I am sometimes wary when I hear the phrase “intentional parenting,” because of it’s occasional exercised meaning of obsessive parenting, narrate-every-move-parenting, helicopter parenting, or the like. However, the focus of intentional parenting in Intentional Parenting: Family Discipleship by Design is what parenting looks like in the context of intentional family discipleship.
Author Tad Thompson uses the metaphor of various rooms of the house to examine what the framework of intentional discipleship should look like within the Christian family. In the metaphorical room of the kitchen, he looks at 7 components that he considers to be must-have ingredients for Christian family discipleship: The Gospel, The Big Story (Biblical Theology), The Big Truths (Systematic Theology), The Great Commission, Spiritual Disciplines, Christian Living, and Worldview. Under the section on “The Gospel,” he also examines the common false gospels of “Personal Improvement,” of “Prosperity,” and “Pray the Prayer gospel”– false Gospels which are all too common ways the Gospel is presented to children in som evangelical ministries.

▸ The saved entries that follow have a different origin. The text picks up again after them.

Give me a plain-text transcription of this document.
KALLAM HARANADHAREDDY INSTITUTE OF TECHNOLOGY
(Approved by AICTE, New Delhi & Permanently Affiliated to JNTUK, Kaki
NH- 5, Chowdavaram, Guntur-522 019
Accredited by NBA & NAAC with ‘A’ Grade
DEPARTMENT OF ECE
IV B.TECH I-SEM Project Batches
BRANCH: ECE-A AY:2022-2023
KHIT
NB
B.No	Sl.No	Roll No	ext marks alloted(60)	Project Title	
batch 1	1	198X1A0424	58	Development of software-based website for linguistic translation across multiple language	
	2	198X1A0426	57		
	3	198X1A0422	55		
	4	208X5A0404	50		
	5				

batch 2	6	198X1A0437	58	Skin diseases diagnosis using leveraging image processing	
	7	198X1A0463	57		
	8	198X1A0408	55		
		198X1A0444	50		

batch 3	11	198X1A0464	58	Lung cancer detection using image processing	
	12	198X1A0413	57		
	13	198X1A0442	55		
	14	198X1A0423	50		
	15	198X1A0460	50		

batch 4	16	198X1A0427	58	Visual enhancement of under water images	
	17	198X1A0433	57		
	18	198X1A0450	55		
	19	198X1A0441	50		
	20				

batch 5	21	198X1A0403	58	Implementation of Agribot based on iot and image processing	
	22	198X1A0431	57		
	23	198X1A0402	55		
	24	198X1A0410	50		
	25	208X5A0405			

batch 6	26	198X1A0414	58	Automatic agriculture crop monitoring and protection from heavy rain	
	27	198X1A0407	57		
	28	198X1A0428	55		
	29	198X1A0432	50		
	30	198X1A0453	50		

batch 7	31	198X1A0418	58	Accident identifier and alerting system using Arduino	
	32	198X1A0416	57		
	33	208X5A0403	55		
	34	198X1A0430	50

The book is divided into six chapters, and reads like a lengthy sermon on the subject:
- 1) The Need: Look
- 2) The Mirror: See
- 3) The Kitchen: The Ingredients of Family Discipleship
- 4) The Living Room: Contexts for Teaching and Learning
- 5) The Bedroom: Speaking to Our Children’s Hearts
- 6) Time to Engage
I found this book to be both encouraging and convicting as we seek to intentionally disciple our now three children. The author strongly emphasizes that the family/home is the primary realm in which the discipleship of children (of believers) is to take place, viewing parents as the primary agents of discipleship. In the current season of our family’s life, we’ve chosen not to outsource the discipleship of our children (e.g., no preschool, Sunday school, Christian daycare, etc…, and so it is an extremely daunting consideration to think that what our children know of God they have either learned from us or by our side (e.g., sitting in a church service mostly geared toward adults). While it is certainly not a formula for a family’s spiritual success, I found the emphasis on the components that should be involved as parents seek to disciple their family to be helpful. Instead of a method, the book does more to lay out a matrix through which to view family discipleship.